In a word, dismal. They recommend you VNC over to another machine for using a full web browser, since the current existing browsers are far from modern (think Mosaic-grade with some CSS support)
Sad to hear. You - by any chance - don't have any dev experience for plan 9 apps itself do you? Would be interesting to find out how hard 'ui' apps are to build. Incorporating webkit in a 'custom browser' might not be easy; but not undoable.
Yes, it's pretty much undoable. You'd have to compile webkit for Plan 9, which requires a C++ compiler, which Plan 9 doesn't have. There are some gcc ports, but I don't know how well they work. There are also probably a ton of dependencies. So a modern webbrowser is not really feasible.
It might be feasible to swap out Abaco's HTML parsers and such with a "modern" rendering engine like Gecko or Webkit while retaining its webfs-based approach to navigating the world wide web.
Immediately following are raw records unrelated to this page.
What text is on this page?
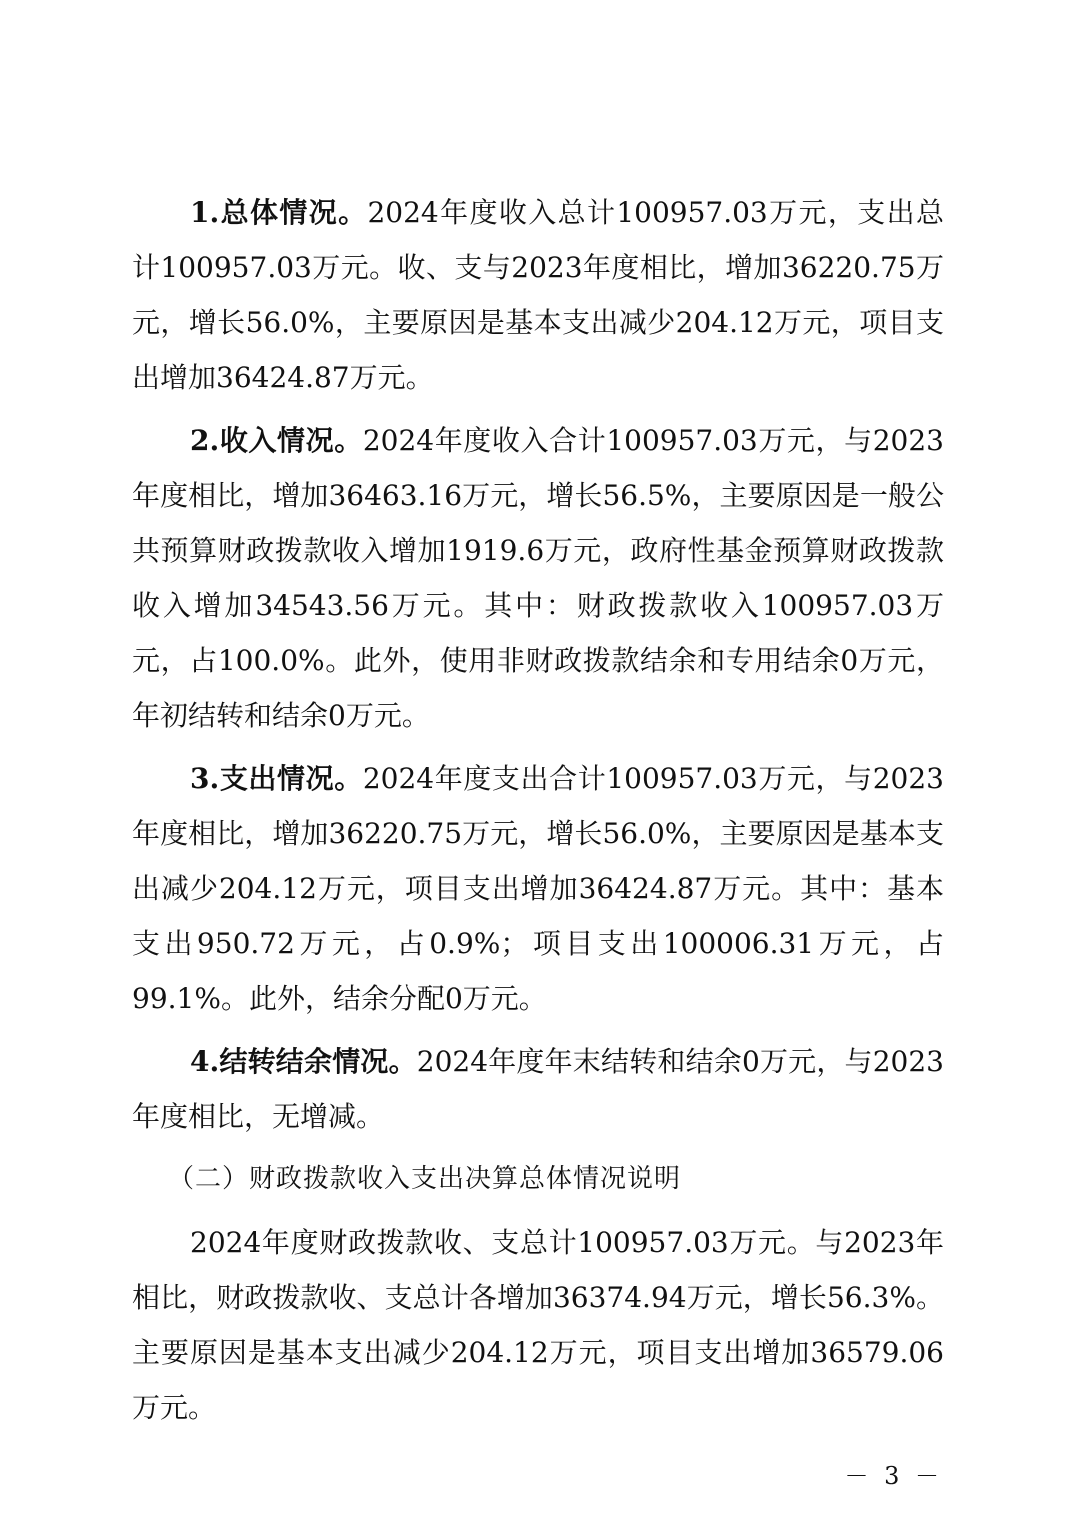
1.总体情况。2024年度收入总计100957.03万元，支出总计100957.03万元。收、支与2023年度相比，增加36220.75万元，增长56.0%，主要原因是基本支出减少204.12万元，项目支出增加36424.87万元。

2.收入情况。2024年度收入合计100957.03万元，与2023年度相比，增加36463.16万元，增长56.5%，主要原因是一般公共预算财政拨款收入增加1919.6万元，政府性基金预算财政拨款收入增加34543.56万元。其中：财政拨款收入100957.03万元，占100.0%。此外，使用非财政拨款结余和专用结余0万元，年初结转和结余0万元。

3.支出情况。2024年度支出合计100957.03万元，与2023年度相比，增加36220.75万元，增长56.0%，主要原因是基本支出减少204.12万元，项目支出增加36424.87万元。其中：基本支出950.72万元，占0.9%；项目支出100006.31万元，占99.1%。此外，结余分配0万元。

4.结转结余情况。2024年度年末结转和结余0万元，与2023年度相比，无增减。

（二）财政拨款收入支出决算总体情况说明

2024年度财政拨款收、支总计100957.03万元。与2023年相比，财政拨款收、支总计各增加36374.94万元，增长56.3%。主要原因是基本支出减少204.12万元，项目支出增加36579.06万元。

－ 3 －
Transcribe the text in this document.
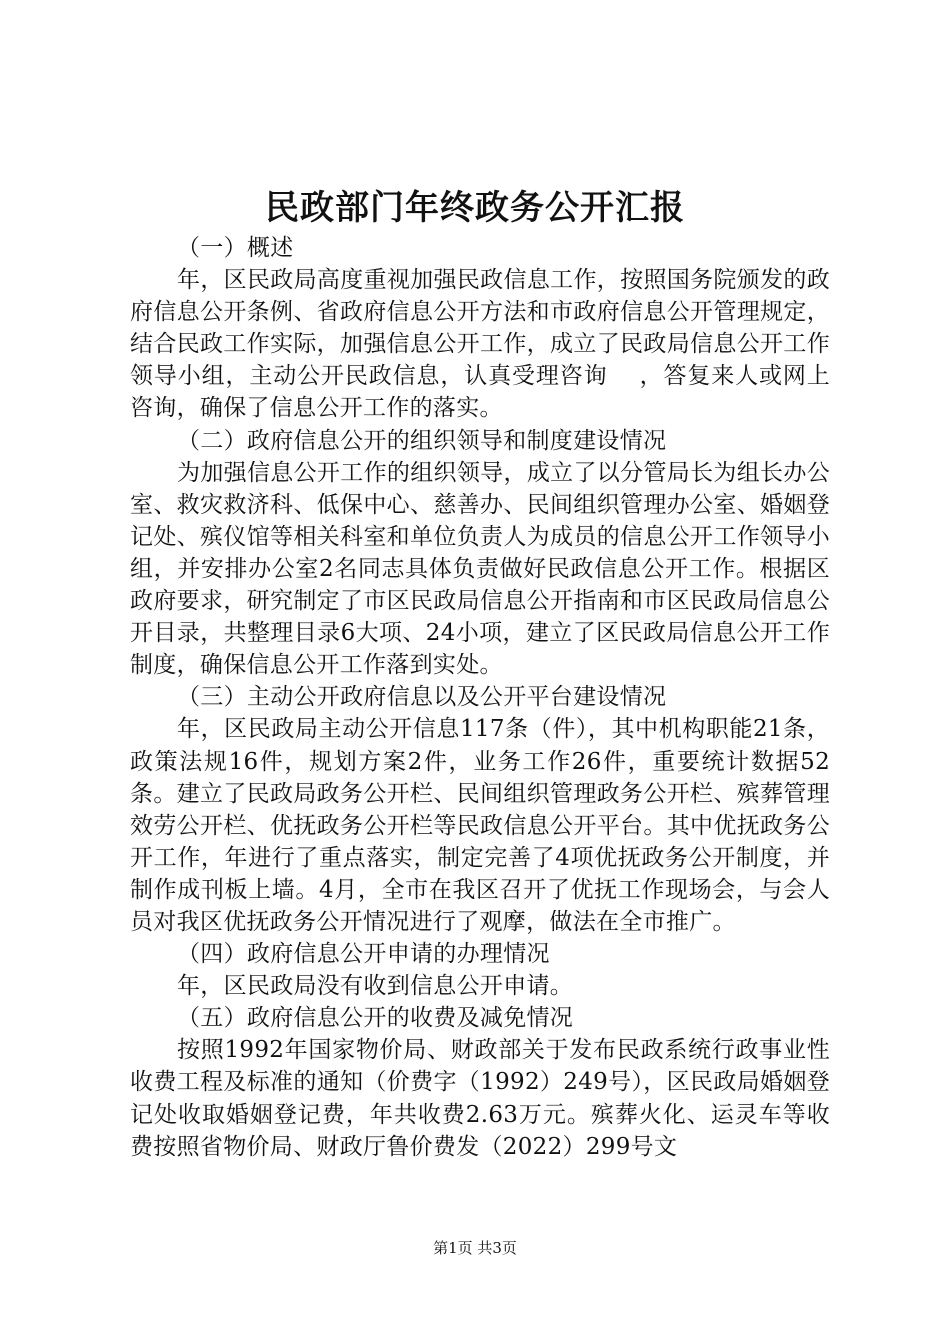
民政部门年终政务公开汇报

（一）概述

年，区民政局高度重视加强民政信息工作，按照国务院颁发的政府信息公开条例、省政府信息公开方法和市政府信息公开管理规定，结合民政工作实际，加强信息公开工作，成立了民政局信息公开工作领导小组，主动公开民政信息，认真受理咨询　 ，答复来人或网上咨询，确保了信息公开工作的落实。

（二）政府信息公开的组织领导和制度建设情况

为加强信息公开工作的组织领导，成立了以分管局长为组长办公室、救灾救济科、低保中心、慈善办、民间组织管理办公室、婚姻登记处、殡仪馆等相关科室和单位负责人为成员的信息公开工作领导小组，并安排办公室2名同志具体负责做好民政信息公开工作。根据区政府要求，研究制定了市区民政局信息公开指南和市区民政局信息公开目录，共整理目录6大项、24小项，建立了区民政局信息公开工作制度，确保信息公开工作落到实处。

（三）主动公开政府信息以及公开平台建设情况

年，区民政局主动公开信息117条（件），其中机构职能21条，政策法规16件，规划方案2件，业务工作26件，重要统计数据52条。建立了民政局政务公开栏、民间组织管理政务公开栏、殡葬管理效劳公开栏、优抚政务公开栏等民政信息公开平台。其中优抚政务公开工作，年进行了重点落实，制定完善了4项优抚政务公开制度，并制作成刊板上墙。4月，全市在我区召开了优抚工作现场会，与会人员对我区优抚政务公开情况进行了观摩，做法在全市推广。

（四）政府信息公开申请的办理情况

年，区民政局没有收到信息公开申请。

（五）政府信息公开的收费及减免情况

按照1992年国家物价局、财政部关于发布民政系统行政事业性收费工程及标准的通知（价费字（1992）249号），区民政局婚姻登记处收取婚姻登记费，年共收费2.63万元。殡葬火化、运灵车等收费按照省物价局、财政厅鲁价费发（2022）299号文

第1页 共3页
Very interesting read and very intriguing. I would be very interested to see what happened since 2006. On [1] you can see that there have been 7 workshops since.
But a nice status update to see if the project is still alive, where is it heading, who uses it for serious work?
Plan 9 and its successor/spin-off Inferno are both in active development.
Main difference:
Plan 9 has a virtual memory system and Inferno just uses
a flat address space. [...] User space tends to be
completely different as Inferno's user space is entirely
within the virtual machine. Plan 9 can run [...]
generic binaries.
Its C-inspired programming language is also pretty primitive. I'd much rather have seen it built around scheme, lisp, or even a modern statically-typed language like OCaml, Haskell, or SML.